Ahmadinejad carefully decides whether or not he recieved 66 or 65 percent of the popular vote.

Ahmadinejad carefully decides whether or not he received 66 or 65 percent of the popular vote.

I’ve made snide remarks about Twitter in the past, what with its stupid character limit and apparent lack of usefulness in comparison to other web applications, but the uprising against the Iranian government has been by and large covered via people going onto Twitter and other similar Internet resources and informing the world about just what’s going on. Many of the major news outlets have devoted large amounts of their coverage to these reports, especially as they’re faced with an increasingly tyrannical Iranian government trying to take control of everything being covered in their country (the Associated Press’ problems with allowing non-governmental Iranian news sources access to materials are covered here).

Even though reports are now coming in that Internet speeds are drastically decreasing nationwide, either due to increased use or for more dubious reasons, the movement for reform in Iran, led by presidential candidate (and to some, President) Mir Hossein Moussavi, has done an incredible job utilizing the web, to the extent at which I don’t go to the BBC or CNN first for information about the protests and the backlash, I head to the blogs (with The Guardian’s liveblog being first and foremost) and to, amazingly, Twitter. It’s through online resources that I’ve gained much of my knowledge, and though it all must be viewed with a grain of salt (a ton of people are now going wild about a supposedly leaked document from the Iranian government proving the elections results were fraudulent, especially now that the man who supposedly leaked them has been killed in a suspicious car crash, but the document has yet to be completely verified).
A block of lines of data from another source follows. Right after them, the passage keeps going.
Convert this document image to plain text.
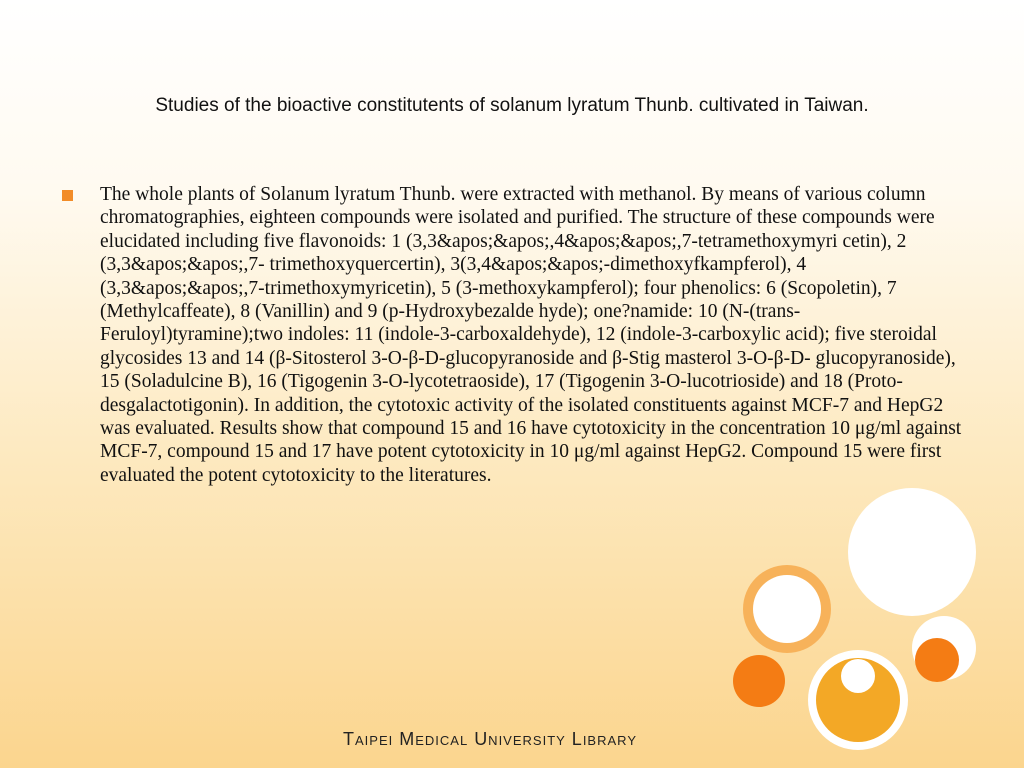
Studies of the bioactive constitutents of solanum lyratum Thunb. cultivated in Taiwan.

The whole plants of Solanum lyratum Thunb. were extracted with methanol. By means of various column chromatographies, eighteen compounds were isolated and purified. The structure of these compounds were elucidated including five flavonoids: 1 (3,3&apos;&apos;,4&apos;&apos;,7-tetramethoxymyri cetin), 2 (3,3&apos;&apos;,7- trimethoxyquercertin), 3(3,4&apos;&apos;-dimethoxyfkampferol), 4 (3,3&apos;&apos;,7-trimethoxymyricetin), 5 (3-methoxykampferol); four phenolics: 6 (Scopoletin), 7 (Methylcaffeate), 8 (Vanillin) and 9 (p-Hydroxybezalde hyde); one?namide: 10 (N-(trans-Feruloyl)tyramine);two indoles: 11 (indole-3-carboxaldehyde), 12 (indole-3-carboxylic acid); five steroidal glycosides 13 and 14 (β-Sitosterol 3-O-β-D-glucopyranoside and β-Stig masterol 3-O-β-D- glucopyranoside), 15 (Soladulcine B), 16 (Tigogenin 3-O-lycotetraoside), 17 (Tigogenin 3-O-lucotrioside) and 18 (Proto- desgalactotigonin). In addition, the cytotoxic activity of the isolated constituents against MCF-7 and HepG2 was evaluated. Results show that compound 15 and 16 have cytotoxicity in the concentration 10 μg/ml against MCF-7, compound 15 and 17 have potent cytotoxicity in 10 μg/ml against HepG2. Compound 15 were first evaluated the potent cytotoxicity to the literatures.

Taipei Medical University Library
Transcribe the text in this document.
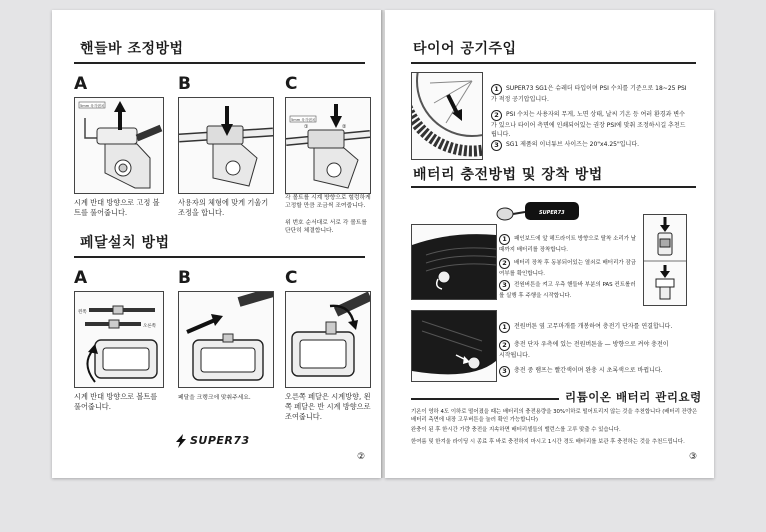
핸들바 조정방법
A
5mm 육각렌치
시계 반대 방향으로 고정 볼트를 풀어줍니다.
B
사용자의 체형에 맞게 기울기 조정을 합니다.
C
5mm 육각렌치
②
①
각 볼트를 시계 방향으로 헐렁하게 고정할 만큼 조금씩 조여줍니다.
위 번호 순서대로 서로 각 볼트를 단단히 체결합니다.
페달설치 방법
A
왼쪽
오른쪽
시계 반대 방향으로 볼트를 풀어줍니다.
B
페달을 크랭크에 맞춰주세요.
C
오른쪽 페달은 시계방향, 왼쪽 페달은 반 시계 방향으로 조여줍니다.
SUPER73
②
타이어 공기주입
1 SUPER73 SG1은 슈레더 타입이며 PSI 수치를 기준으로 18~25 PSI가 적정 공기압입니다.
2 PSI 수치는 사용자의 무게, 노면 상태, 날씨 기온 등 여러 환경과 변수가 있으나 타이어 측면에 인쇄되어있는 권장 PSI에 맞춰 조정하시길 추천드립니다.
3 SG1 제품의 이너튜브 사이즈는 20"x4.25"입니다.
배터리 충전방법 및 장착 방법
SUPER73
1 패인보드에 앞 헤드라이트 방향으로 탈착 소리가 날때까지 배터리를 장착합니다.
2 배터리 장착 후 동봉되어있는 열쇠로 배터리가 잠금여부를 확인합니다.
3 전원버튼을 켜고 우측 핸들바 부분의 PAS 컨트롤러를 실행 후 주행을 시작합니다.
1 전원버튼 옆 고무마개를 개봉하여 충전기 단자를 연결합니다.
2 충전 단자 우측에 있는 전원버튼을 — 방향으로 켜야 충전이 시작됩니다.
3 충전 중 램프는 빨간색이며 완충 시 초록색으로 바뀝니다.
리튬이온 배터리 관리요령
기온이 영하 4도 이하로 떨어졌을 때는 배터리의 충전용량을 30%이하로 떨어트리지 않는 것을 추천합니다 (배터리 잔량은 배터리 측면에 내장 고무버튼을 눌러 확인 가능합니다)
완충이 된 후 한시간 가량 충전을 지속하면 배터리셀들의 밸런스를 고루 맞출 수 있습니다.
한여름 및 한겨울 라이딩 시 종료 후 바로 충전하지 마시고 1시간 경도 배터리를 보관 후 충전하는 것을 추천드립니다.
③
It would be nice to think that these protests will lead to immediate change and a swift alteration of the guard in Iran, but the government is simply too powerful, with too many resources and too few morals to be taken down so easily. What this contested election does mark is the begining of the end of the current Iranian regime, and an indication that tanks and explosives aren’t needed for democracy to flourish in the Middle East. All there needs to be is a strong voice, a call for change and a government incompetent enough to view the pursuit of nuclear power as more important than the nation’s economy. And it doesn’t hurt for there to be media that isn’t forced to work with those clamping down on free speech to spread the good word out to millions at home and overseas.